By Chris Peck
January 7, 2007
Picture Census numbers say by 2010 or soon there after Greater Memphis is on track to become America’s first large metropolitan area with a majority African-American population.
That headline on the front page of The Commercial Appeal on the last day of 2006 sets the stage — and the challenge — for a next generation of African-American leadership.
In Greater Memphis, it’s going to be your show.
Sure, the region will continue to have both black and white elected officials and leaders of nongovernmental organizations.
But in the years ahead, more and more boards, commissions and councils at every level of public life will reflect the needs, desires and perspectives of the black majority.
That’s the way it should be. Local governance and local decisions need to reflect the local populace.
This consolidation of political power and decision making within the African-American majority poses some new challenges, too.
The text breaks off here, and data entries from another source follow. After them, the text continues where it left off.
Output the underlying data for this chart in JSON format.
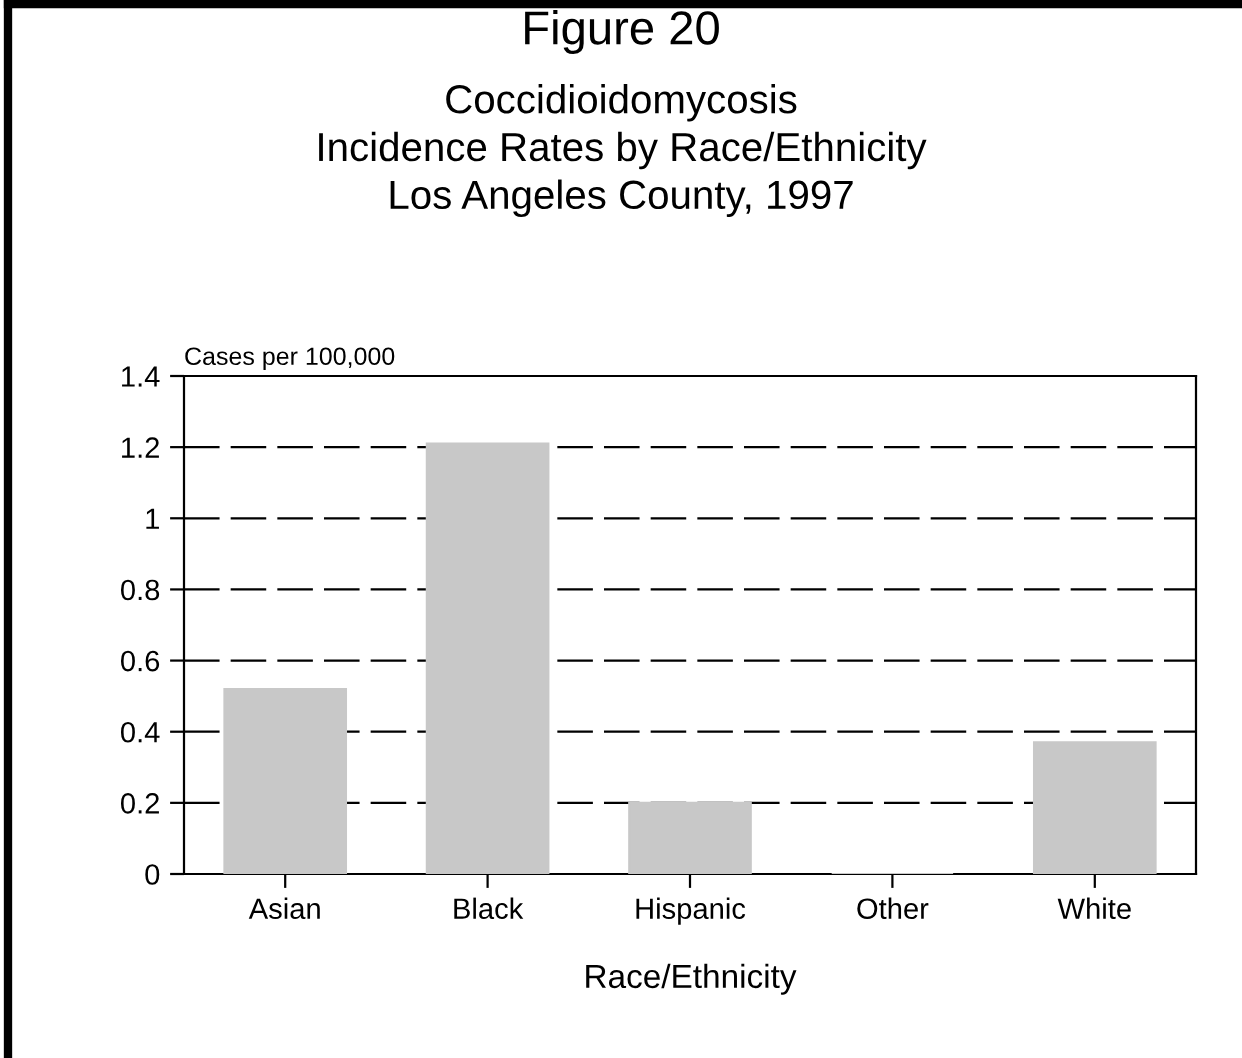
{
  "chart_data": {
    "type": "bar",
    "title": "Figure 20",
    "subtitle": "Coccidioidomycosis\nIncidence Rates by Race/Ethnicity\nLos Angeles County, 1997",
    "xlabel": "Race/Ethnicity",
    "ylabel": "Cases per 100,000",
    "categories": [
      "Asian",
      "Black",
      "Hispanic",
      "Other",
      "White"
    ],
    "values": [
      0.52,
      1.21,
      0.2,
      0,
      0.37
    ],
    "color": "#c8c8c8",
    "ylim": [
      0,
      1.4
    ],
    "yticks": [
      0,
      0.2,
      0.4,
      0.6,
      0.8,
      1,
      1.2,
      1.4
    ],
    "grid": "y",
    "line_style": "dashed"
  }
}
For example, it will become less easy for African-American politicians to claim that racism and white leadership are the cause of problems faced by the region’s vast underclass — which is largely African-American.
In 10 years will a black Shelby County commissioner be able to say, as Henri Brooks did a few days ago, that Shelby County’s Juvenile Court is akin to a “plantation”?
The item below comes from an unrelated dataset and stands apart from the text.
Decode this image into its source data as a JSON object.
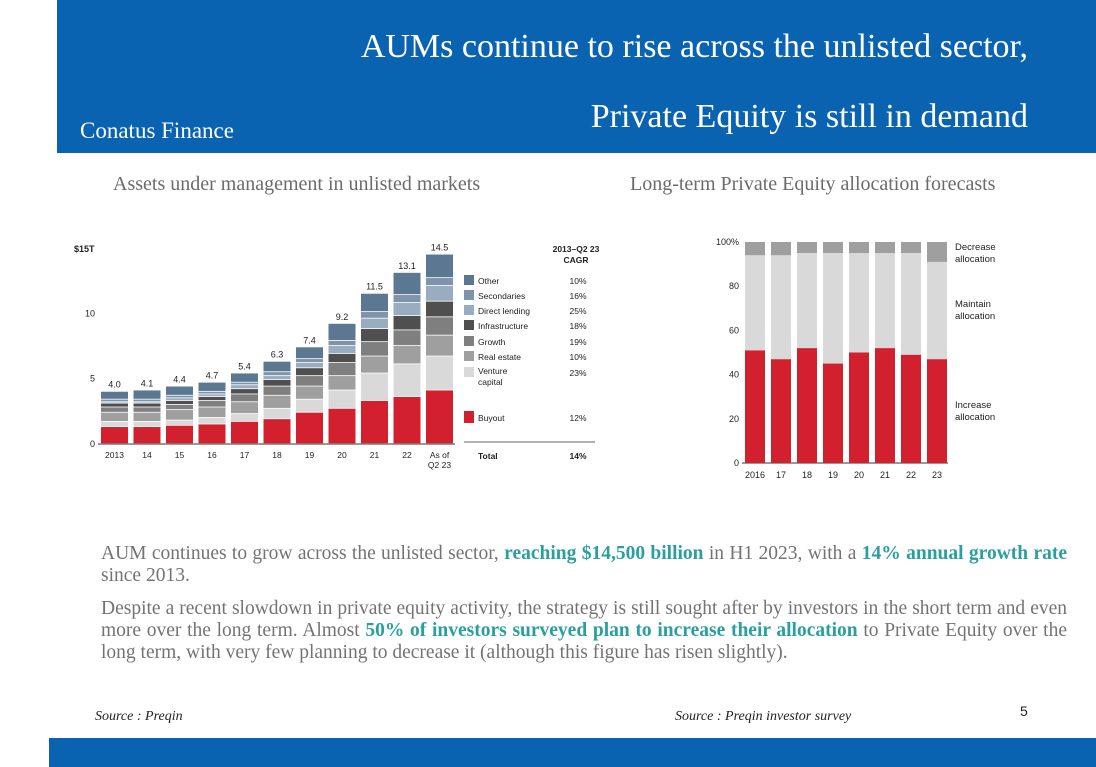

Already, the Juvenile Court staff is 75 percent African-American. True, the higher-paying jobs of court administration currently are about 72 percent white, but in a decade that likely won’t be the case. Not if the pool of applicants with acceptable qualifications mirrors the shift to a majority African-American populace.
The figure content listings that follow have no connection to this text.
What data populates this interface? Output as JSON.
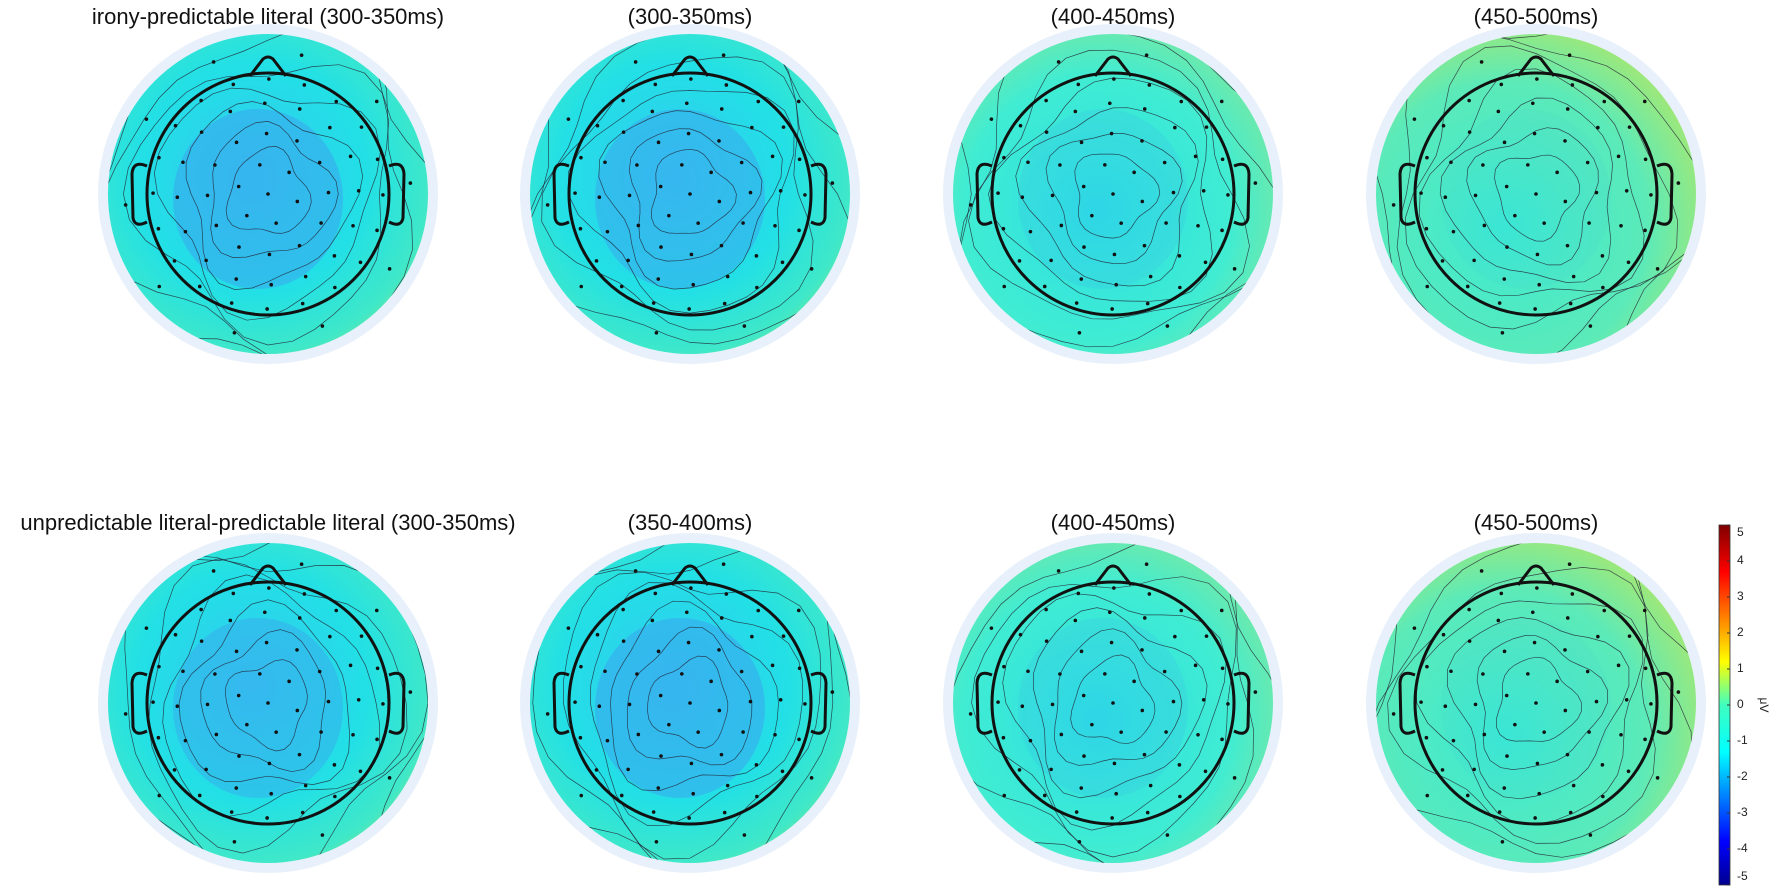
{
  "panels": [
    {
      "title": "irony-predictable literal (300-350ms)"
    },
    {
      "title": "(300-350ms)"
    },
    {
      "title": "(400-450ms)"
    },
    {
      "title": "(450-500ms)"
    },
    {
      "title": "unpredictable literal-predictable literal (300-350ms)"
    },
    {
      "title": "(350-400ms)"
    },
    {
      "title": "(400-450ms)"
    },
    {
      "title": "(450-500ms)"
    }
  ],
  "colorbar": {
    "label": "μV",
    "range": [
      -5,
      5
    ],
    "ticks": [
      5,
      4,
      3,
      2,
      1,
      0,
      -1,
      -2,
      -3,
      -4,
      -5
    ]
  }
}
The point isn’t to suggest that Greater Memphis has erased, or will erase, all vestiges of discrimination and unequal opportunity in the workplace or civic life.
Nor would it be prudent to suggest economic and educational disparities between black and white households will disappear because African-Americans suddenly have the majority.
But these disparities will not be, if you will, as black-and-white as they once were.
Research by The Commercial Appeal recently showed, for example, that middle-class African-American household growth now exceeds middle-class white household growth in the region.
This is very good news.
And look at the business pages. Rarely does a week pass without the announcement that a local company or institution has recruited African-American managers and leaders from other parts of the country to work in Memphis.
All this bodes well for the future leadership of the region.
At the same time, as African-Americans take on more leadership roles in the region’s political and social institutions, they must assume more accountability. No excuses allowed for graft, corruption or incompetence.
That’s the other side of being in the driver’s seat. When you have the political power and the ability to set the civic agenda, with that authority comes a big load of responsibility for making things work — in the schools, law enforcement, volunteer agencies, and in business.
A recent news story related to the Memphis Police Department helps underscore the changing responsibility that comes with being in the majority.
Last week, the Memphis City Council decided to junk a requirement that all new police recruits must live within the city limits.
This was right on. Such a residency requirement, designed to ensure a diverse police force and perhaps to give urban black males a leg up in recruiting, isn’t needed when a majority of the population is black. In fact, such a requirement might well reinforce the idea that the black majority can’t fill jobs and needs an extra advantage.
That’s the old world order. In the new world of being an African-American majority metro area, the larger issue that the majority populace — and the white minority, for that matter — cares about is getting the job done. In a majority black metro area, it can’t be about where the officers live, but rather must be about making sure the police department is finding candidates who have the temperament, intelligence and desire to do the job of fighting crime and keeping neighborhoods safe.
So here is the opportunity for Greater Memphis.
We are about to become the first large metropolitan area with a majority African-American population. That hasn’t happened ever in America before.
If we become the model of a well-managed, safe and prosperous city, then we, and the nation, won’t be talking about race in the way that we have so often spoken about it in the past.